EMILY PETERSON
RESTORATIVE FACULTY
Emily draws on 20 plus years of interdisciplinary practice, training and private consultation in yoga, the science of trauma, traumatic stress and post traumatic growth. She incorporates a wide range of healing disciplines in her work; the modern neuroscience of connection, resilience, and somatic body work with ancient practices and wisdom drawn from yoga, earth centric traditions, and energy healing to co-create a path back to each individual's truest, sacred, and sovereign self.
As a 500 hour certified yoga teacher, she started out as a vinyasa teacher, but soon focused on yin yoga due to its particular capacity for healing. She has created and led yin yoga teacher trainings as well as taught mindfulness, yin yoga, and trauma informed practices in teacher trainings. Emily’s approach to teaching embraces the power of somatic-based healing and creates the space for feeling, intuiting, reconnecting and transforming. She seeks to create conditions and spaces for supporting her students in embracing awareness of the present moment and tolerating emotional discomfort so that it can be transmuted.

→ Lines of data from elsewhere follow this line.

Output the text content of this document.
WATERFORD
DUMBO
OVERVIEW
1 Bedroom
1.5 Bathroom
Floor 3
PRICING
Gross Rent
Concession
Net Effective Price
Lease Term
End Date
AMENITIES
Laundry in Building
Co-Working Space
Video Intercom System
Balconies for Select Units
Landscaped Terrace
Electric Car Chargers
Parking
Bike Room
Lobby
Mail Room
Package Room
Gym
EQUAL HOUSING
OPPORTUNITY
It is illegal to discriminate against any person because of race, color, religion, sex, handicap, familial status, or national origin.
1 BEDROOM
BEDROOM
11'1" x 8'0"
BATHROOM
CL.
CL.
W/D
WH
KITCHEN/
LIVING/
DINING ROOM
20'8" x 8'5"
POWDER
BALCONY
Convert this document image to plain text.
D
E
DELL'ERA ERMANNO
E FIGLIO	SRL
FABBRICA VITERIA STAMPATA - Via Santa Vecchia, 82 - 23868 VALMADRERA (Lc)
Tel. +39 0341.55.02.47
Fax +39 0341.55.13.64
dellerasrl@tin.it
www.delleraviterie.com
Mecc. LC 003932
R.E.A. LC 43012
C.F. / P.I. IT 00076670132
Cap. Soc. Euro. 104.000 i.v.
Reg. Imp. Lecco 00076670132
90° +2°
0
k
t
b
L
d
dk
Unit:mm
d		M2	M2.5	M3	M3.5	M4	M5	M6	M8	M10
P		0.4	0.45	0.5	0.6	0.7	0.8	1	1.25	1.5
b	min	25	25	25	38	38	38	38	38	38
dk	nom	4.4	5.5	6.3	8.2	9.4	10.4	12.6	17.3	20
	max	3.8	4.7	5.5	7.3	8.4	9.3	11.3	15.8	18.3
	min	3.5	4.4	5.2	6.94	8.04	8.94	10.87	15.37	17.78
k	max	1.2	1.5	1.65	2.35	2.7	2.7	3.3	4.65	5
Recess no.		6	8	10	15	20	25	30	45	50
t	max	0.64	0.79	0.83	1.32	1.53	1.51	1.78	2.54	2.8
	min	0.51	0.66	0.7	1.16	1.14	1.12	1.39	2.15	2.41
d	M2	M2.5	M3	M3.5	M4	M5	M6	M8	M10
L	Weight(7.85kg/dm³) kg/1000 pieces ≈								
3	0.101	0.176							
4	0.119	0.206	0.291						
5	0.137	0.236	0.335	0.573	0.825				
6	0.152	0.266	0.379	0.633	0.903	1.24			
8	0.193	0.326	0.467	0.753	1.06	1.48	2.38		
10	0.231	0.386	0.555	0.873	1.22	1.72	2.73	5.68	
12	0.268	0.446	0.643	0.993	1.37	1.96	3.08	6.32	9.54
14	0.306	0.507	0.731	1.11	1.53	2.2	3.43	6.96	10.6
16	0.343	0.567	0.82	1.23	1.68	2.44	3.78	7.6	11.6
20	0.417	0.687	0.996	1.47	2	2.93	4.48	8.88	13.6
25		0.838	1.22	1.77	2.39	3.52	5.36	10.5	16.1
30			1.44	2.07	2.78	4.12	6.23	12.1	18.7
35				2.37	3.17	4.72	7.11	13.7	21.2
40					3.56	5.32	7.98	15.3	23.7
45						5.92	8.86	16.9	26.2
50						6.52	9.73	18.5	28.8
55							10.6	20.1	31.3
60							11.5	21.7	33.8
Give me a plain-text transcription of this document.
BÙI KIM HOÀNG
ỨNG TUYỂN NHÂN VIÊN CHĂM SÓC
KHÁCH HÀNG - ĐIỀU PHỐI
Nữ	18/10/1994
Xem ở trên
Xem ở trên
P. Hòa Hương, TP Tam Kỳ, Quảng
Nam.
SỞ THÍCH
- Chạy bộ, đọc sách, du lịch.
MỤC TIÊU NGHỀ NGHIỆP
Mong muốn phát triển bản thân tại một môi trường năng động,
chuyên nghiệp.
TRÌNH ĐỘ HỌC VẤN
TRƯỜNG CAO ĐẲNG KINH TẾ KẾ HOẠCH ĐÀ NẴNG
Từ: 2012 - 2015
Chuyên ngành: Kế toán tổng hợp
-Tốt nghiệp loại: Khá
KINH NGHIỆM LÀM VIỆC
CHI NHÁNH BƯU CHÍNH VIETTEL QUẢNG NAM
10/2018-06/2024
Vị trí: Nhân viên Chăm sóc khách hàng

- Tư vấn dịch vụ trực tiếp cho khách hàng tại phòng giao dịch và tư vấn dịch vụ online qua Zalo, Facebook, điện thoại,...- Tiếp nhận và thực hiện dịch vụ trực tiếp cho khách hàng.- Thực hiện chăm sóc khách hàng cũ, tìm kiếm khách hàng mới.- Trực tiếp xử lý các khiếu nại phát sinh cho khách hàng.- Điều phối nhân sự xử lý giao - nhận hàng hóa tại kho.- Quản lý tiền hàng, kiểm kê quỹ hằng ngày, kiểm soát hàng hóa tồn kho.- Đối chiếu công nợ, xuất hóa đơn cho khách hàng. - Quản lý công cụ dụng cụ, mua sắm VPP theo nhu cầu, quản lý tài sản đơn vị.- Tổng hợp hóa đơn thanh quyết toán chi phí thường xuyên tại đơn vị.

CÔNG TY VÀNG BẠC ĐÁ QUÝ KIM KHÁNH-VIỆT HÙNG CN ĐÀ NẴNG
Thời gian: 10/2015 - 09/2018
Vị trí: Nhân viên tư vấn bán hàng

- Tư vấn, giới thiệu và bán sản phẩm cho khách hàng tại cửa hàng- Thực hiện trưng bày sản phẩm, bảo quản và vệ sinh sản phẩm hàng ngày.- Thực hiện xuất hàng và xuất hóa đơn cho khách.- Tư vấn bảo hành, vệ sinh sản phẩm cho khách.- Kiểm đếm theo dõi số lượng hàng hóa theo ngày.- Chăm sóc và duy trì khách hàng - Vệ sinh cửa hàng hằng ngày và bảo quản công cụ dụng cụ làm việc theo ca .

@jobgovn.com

Emily discovered yoga's healing impact; as an elite competitive athlete, she turned to yoga to manage chronic pain in the mid 1990’s. What she found, however, was a space to embody, heal, and thrive. Yoga, meditation, Reiki, and dance have been integral to her recovery from an eating disorder, depression and suicidality, drug-use and trauma. Ultimately, Emily realized she could support others on their healing journey because of — not in spite of —all she had gone through. She has devoted much of her life to supporting others and creating spaces for reconnecting to self, our innate wisdom, each other, the Source of All Life, and Mother Earth.
Emily also works as an energy coach and healer, working with people privately through several modalities. She is an Access Consciousness Bars™ Facilitator, a Usui/Holy Fire III™ Karuna ™ Reiki Practitioner and Master Teacher and is inside a two year Shamanic Practitioner training program.
Recently, she collaborated with and was a Mandela Yoga Project thought partner since its inception as a concept in 2018. During her tenure with MYP, she has collaborated on the development of the MYP model and has led the creation of the intervention that is designed to retune the nervous system and address stress, racial trauma, and chronic health conditions in people of color. She spearheaded development of MYP peer facilitator training, including the drafting of initial training materials. She led trainings in Kenya and Rwanda as well as online. Emily also co-created various somatic anti-racism workshops developed for people who identify as white and are committed to dismantling white supremacy and patriarchal/dominant cultural oppression.
Prior to joining MYP, she was the lead trainer and facilitator for TIMBo, a body-based trauma and stress resolution program which uses a proprietary system of accessible, trauma-informed yoga developed by marginalized women for women.
In her role with TIMBo, Emily has traveled to Haiti, Kenya, and Rwanda to train local facilitators at organizations focused on trauma-recovery and mental health and has been an integral part in the creation of the onsite trainings and materials. She has led facilitator trainings, numerous TIMBo groups and private sessions, mentored facilitators, and organized and co-facilitated the first and only all genders TIMBo group.
Emily a thesis-shy of Masters in Government with a focus on peace- studies and earned a Bachelor of Arts in Applied Psychology from University of Illinois, Chicago. In her first job post graduation, Emily managed group homes for both women with mental illness and adolescent boys in state custody. She also taught English in Mexico for two years.
Realizing it will take a lifetime, perhaps several, Emily continues to learn about her own internalized racism. She is committed to working diligently to uncover and dismantle the white supremacy and patriarchal/dominant cultural oppression that lives in her body. She strives to use her place in the system to help disrupt it.